Le défaut d’assurance des lieux n’est pas démontré, alors que Mme [B] [X] et Mme [R] [X] justifient de la résiliation de leur contrat multirisque habitation avec effet au 01/04/2024.
L’ensemble des pièces aux débats démontrent des impayés de loyers de trois mois ( février, mars, avril 2023 ) puis mars 2024, qui ont été régularisés avec retard , après un échéancier convenu le 24 novembre 2023 , et des charges impayées pour 2022 et 2023, et aucune exception d’inexécution n’est valablement démontrée en l’absence d’impossibilité absolue de jouir des lieux loués .
En ce qui concerne le défaut d’entretien des lieux , le locataire est tenu d’une obligation d’entretien courant des lieux et de ses éléments d’équipement , et de procéder aux menues réparations locatives du décret 87-712 du 26/08/87 sauf vétusté , malfaçon vice de construction ou force majeure, de répondre des dégradations et pertes pendant la durée du bail , sauf force majeure, faute du bailleur ou fait d’un tiers que le locataire n’a pas introduit dans le logement.
Sur le défaut de restitution en bon état , il est manifeste que le congé étant nul , cette obligation ne peut être causale dans la résiliation judiciaire demandée.
Sur l’entretien courant des lieux , il est versé l’état des lieux d’entrée et l’état des lieux de sortie, ainsi que le PV de constat du 04/04/2024 , outre le constat de dégât des eaux du 14/02/2024, avant toute facturation produite au soutien d’une demande indemnitaire.
Si le constat d’état des lieux de sortie est établi contradictoirement, en application de l’article 3-2 de la loi du 06/07/89 , il sert de preuve de l’état du logement lors de la restitution.

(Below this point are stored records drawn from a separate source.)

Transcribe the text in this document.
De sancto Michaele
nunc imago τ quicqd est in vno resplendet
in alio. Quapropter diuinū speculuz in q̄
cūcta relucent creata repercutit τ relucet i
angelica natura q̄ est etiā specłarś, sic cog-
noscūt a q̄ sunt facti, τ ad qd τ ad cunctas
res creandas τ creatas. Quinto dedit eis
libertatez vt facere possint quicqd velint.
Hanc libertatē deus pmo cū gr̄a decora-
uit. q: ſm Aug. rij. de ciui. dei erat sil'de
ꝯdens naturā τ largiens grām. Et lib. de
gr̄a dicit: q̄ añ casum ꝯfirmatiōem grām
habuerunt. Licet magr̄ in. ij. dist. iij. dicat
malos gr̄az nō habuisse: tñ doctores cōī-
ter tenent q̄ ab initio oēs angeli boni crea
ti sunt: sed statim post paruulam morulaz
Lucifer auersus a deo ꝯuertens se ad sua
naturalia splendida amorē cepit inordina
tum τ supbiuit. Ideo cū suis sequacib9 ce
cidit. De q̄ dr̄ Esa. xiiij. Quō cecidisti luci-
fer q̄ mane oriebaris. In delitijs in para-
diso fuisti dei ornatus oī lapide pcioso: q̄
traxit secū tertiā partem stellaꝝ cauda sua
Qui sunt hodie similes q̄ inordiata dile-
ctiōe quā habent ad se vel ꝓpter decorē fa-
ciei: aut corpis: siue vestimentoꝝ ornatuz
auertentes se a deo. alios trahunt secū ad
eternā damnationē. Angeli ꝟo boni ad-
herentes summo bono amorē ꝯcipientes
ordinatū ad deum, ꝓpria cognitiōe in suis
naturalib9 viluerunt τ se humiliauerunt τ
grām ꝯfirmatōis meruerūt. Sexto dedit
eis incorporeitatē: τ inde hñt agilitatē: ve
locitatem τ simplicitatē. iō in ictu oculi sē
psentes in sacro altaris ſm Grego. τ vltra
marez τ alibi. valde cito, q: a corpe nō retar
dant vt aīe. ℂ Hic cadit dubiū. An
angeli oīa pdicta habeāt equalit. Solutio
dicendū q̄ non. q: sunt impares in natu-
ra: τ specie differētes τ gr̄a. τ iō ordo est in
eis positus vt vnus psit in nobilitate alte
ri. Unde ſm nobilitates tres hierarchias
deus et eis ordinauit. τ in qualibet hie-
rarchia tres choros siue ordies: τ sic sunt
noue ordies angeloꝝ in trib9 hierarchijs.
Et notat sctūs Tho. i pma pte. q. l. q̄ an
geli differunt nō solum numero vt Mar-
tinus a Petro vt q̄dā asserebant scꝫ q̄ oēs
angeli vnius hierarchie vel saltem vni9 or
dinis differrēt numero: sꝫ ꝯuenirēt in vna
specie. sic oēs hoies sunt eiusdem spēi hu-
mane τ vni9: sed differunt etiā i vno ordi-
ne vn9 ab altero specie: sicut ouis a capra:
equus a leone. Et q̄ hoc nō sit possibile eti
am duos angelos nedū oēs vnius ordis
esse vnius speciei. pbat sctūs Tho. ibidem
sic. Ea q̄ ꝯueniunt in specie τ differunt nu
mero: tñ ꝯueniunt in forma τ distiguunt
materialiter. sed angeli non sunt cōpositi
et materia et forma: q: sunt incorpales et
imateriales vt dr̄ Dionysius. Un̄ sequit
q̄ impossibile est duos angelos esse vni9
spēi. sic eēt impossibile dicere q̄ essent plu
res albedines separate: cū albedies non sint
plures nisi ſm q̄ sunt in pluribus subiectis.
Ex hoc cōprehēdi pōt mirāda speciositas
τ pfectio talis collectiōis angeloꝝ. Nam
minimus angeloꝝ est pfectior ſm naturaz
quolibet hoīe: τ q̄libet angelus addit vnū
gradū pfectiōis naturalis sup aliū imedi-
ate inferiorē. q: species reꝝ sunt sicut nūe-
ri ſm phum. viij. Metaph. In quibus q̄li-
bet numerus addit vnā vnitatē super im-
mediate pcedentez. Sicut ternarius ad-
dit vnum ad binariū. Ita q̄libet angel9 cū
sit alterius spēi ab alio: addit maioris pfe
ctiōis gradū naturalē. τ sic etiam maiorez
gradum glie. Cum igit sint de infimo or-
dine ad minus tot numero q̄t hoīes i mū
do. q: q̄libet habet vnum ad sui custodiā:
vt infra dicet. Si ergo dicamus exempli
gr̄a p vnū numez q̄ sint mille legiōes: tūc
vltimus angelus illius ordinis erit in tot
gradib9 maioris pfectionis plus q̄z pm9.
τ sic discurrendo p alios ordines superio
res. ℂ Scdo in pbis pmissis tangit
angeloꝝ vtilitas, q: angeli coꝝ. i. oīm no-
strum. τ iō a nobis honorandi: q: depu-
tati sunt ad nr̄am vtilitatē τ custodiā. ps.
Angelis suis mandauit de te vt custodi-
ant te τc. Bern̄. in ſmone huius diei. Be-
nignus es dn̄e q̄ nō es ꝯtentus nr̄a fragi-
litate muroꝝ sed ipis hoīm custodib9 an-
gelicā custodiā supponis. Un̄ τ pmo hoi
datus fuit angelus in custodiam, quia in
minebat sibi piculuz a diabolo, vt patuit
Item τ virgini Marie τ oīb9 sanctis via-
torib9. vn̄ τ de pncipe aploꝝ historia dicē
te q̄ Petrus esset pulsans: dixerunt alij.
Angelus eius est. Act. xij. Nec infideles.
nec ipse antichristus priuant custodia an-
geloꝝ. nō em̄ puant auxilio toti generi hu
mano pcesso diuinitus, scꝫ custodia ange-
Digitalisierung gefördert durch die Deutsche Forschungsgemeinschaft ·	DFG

Si le locataire peut apporter une preuve contraire, s’il en conteste le contenu et la réalité des mentions, comme le bailleur, la démarche supplémentaire du bailleur visant à obtenir un PV de constat des lieux par commissaire de justice, soumis au contradictoire dans les débats, mais non établi contradictoirement a pour effet de vouloir substituer ces éléments non établis contradictoirement, alors que l’article 3-2 alinéa 2 de la loi ne le prévoit qu’en cas d’impossibilité de le faire amiablement entre les parties ou dès l’établissement de celui-ci, le commissaire de justice étant alors le tiers mandaté par les deux parties, conformément à l’alinéa 1er. Eu égard au choix premier des parties au litige, sans que le contenu et la réalité des mentions portées ne soient contestées, ce PV n’a donc pas valeur probatoire.
Le rapport établi le 25/06/2024 par POLYGON, mandaté par les bailleurs , a conclu sur l’origine des dégradations sur les murs de la cuisine, de la salle d’eau et du couloir. Il est relevé dans la cuisine un siphon non étanche et une eau qui a du mal à s’évacuer en raison d’un diamètre de 32 au lieu de 40 , une absence d’étanchéité sur le côté gauche du bac inox , un état de vétusté avancé de la baignoire à changer ainsi que les éléments qui la compose( joint vidage et colonnettes) et il est préconisé un assèchement des surfaces avant embellissements.
Plus précisément en salle de bain, la colonnette de robinet de baignoire n’est pas étanche, mais également des joints qui ne sont pas étanches , et un revêtement écaillé , un vidage non étanche. Dans la cuisine, le siphon n’est pas étanche, et le diamètre de vidage n’est pas de 40 mais de 32, et les joints ne sont pas étanches .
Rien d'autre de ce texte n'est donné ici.